Body health: So far I am failing in this category. I’m giving myself a pass because there has been so much stuff going on (all my recovery efforts plus the unplanned break up and moving additions) that it’s been hard to add even more to it.  I have been walking more and doing a little yoga.  My future plans include much, much more exercise: walking, swimming and yoga and maybe hula-hooping?  I really need to make a physical therapy appointment and get going on that.  Just, you know, time and planning &c.  I am probably going to wait on the PT until moving is done.  I will get going on the exercise thing definitely (the community center and neighborhood gym is three block from my new place, no excuses).  I will try not to beat myself up on this and rather congratulate myself as I get going with it.  I know it will help so much to have less pain in my body.  I know it will help my mental health so much just to get the exercise.  I know it will help my outlook to look and feel better.  I could only just get so many duck in a row at once and I’m still herding these little wild running exercise and body health ducks.

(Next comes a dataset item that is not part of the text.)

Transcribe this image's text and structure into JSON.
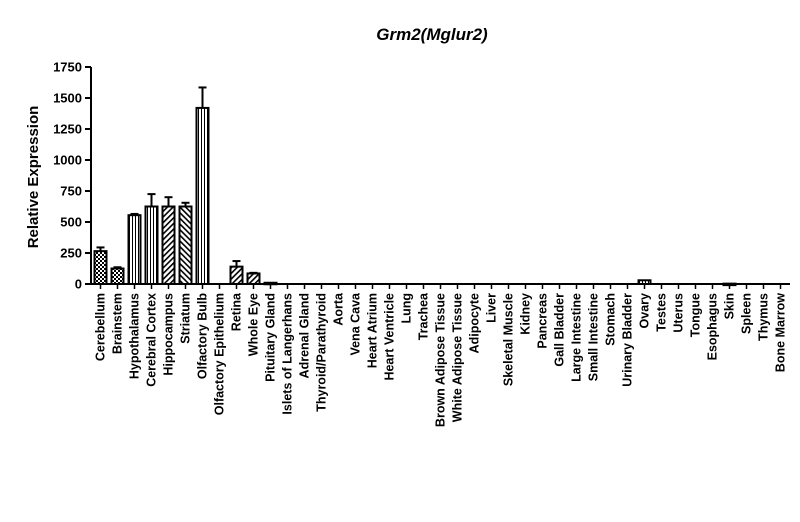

I think once the chaos of moving dies down I am going to start working devoting a (certainly boring) paragraph of each of these entries to details sleep, exercise, panic attacks and the like, just so I’m keep better track of it and little more accountable for it.  Seems sensible, yeah?

Astrology:  While I give only limited value to astrology, and at that only as a descriptor not as a predictor, Free Will Astrology has always done wonders for me.  Even if it is just words that tell me how to frame my current thinking, it’s helpful.  This week for me we have: Taurus Horoscope for week of February 3, 2011 — I’ve found that even when people are successful in dealing with a long-term, intractable problem, they rarely zap it out of existence in one epic swoop. Generally they chip away at it, dismantling it little by little; they gradually break its hold with incremental bursts of unspectacular heroism. Judging from the astrological omens, though, I’d say that you Tauruses are ripe for a large surge of dismantling. An obstacle you’ve been hammering away at for months or even years may be primed to crumble dramatically. Yeah, I’m definitely feeling this!   Thanks, Rob Brezsny!  I will also continue to consult my father, who is an astrologer, about things like this Saturn transit of my Fourth House, as I’ve said, I feel like it gives me a framework to work in and understand things and I’m glad to have that.